Siren has radio-collared 13 martens and tracks them with a hand-held receiver on weekly trips to the study site, and with a receiver mounted in a newly built wind farm. Because Siren began collecting data on the marten before the wind project was built, he will be able to see what influence the wind farm has on the martens’ home ranges.

Credit:  Madeline Bodin, Bennington Banner, www.benningtonbanner.com 21 March 2012 ~~

Although weasel species tend to look alike, with low-slung bodies, sleek heads, and long tails, the marten stands out. They’re thoroughly mid-sized – considerably larger than mink and ermine; considerably smaller than fisher and otter. They have fox-like ears, which make their profile distinct from the other weasels’ more streamlined appearance. And their colors are one-of-a-kind.

“In the summer, the martens have this unbelievably bright orange throat patch – like hunter orange,” says Jillian Kilburn, a wildlife biologist with the New Hampshire Department of Fish and Game. That patch makes the marten the most brightly-colored mammal in our region, she explains. The rest of its body is a deep chocolate brown in summer and a lighter tawny color in winter.

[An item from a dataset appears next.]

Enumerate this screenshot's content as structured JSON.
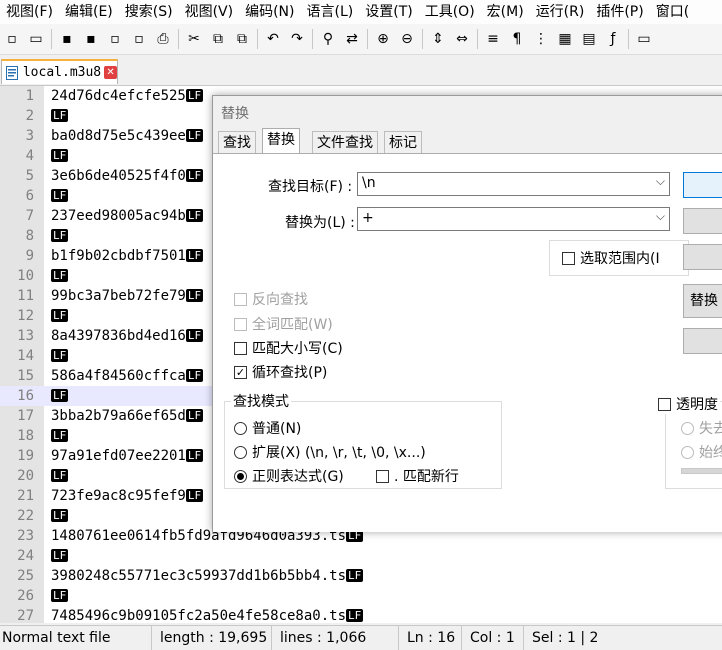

Marten are a threatened species in New Hampshire and endangered in Vermont. They’re known for favoring spruce-fir forests in the far north. And they love snow – thriving under a deep snowpack where they hunt mice, voles and red squirrels.

Martens also love trees. They love to climb them, and they love the little spaces in the snow made by roots and fallen branches. Martens thrive in old growth, Kilburn says, where there are lots of fallen trees and gnarly root systems, though it is possible to manage the landscape [for “manage,” think logging] and keep martens pretty happy. To co-exist with martens, a logger would look to retain
60 percent canopy cover after a harvest, leave a few big, dead trees, and leave lots of tops and branches on the ground.

Something in the northern third of New Hampshire is making martens very happy. While attempts were made to restore the marten population in the 1950s and 1970s, Kilburn says the population has really taken off in the past 10 years.

She even gets calls about martens breaking into northern camps and stealing food.

Martens are not as happy in Southern Vermont. Twenty years ago, when the Vermont Fish and Wildlife Department tried to restore martens to the south-central Green Mountains, camera traps recorded only two of the 115 released animals in the area five years later.

Part of the problem may have been a lack of deep snow. The other problem, though, was competition: The cameras did record an awful lot of fishers

A fisher is another member of the weasel family that can weigh up to 10 times more than a marten. “Fisher and marten are prime competitors,” says Chris Bernier, fur-bearer biologist for the Vermont Department of Fish and Wildlife. “Martens do better in deep snow. Without deep snow, the fisher has the advantage.”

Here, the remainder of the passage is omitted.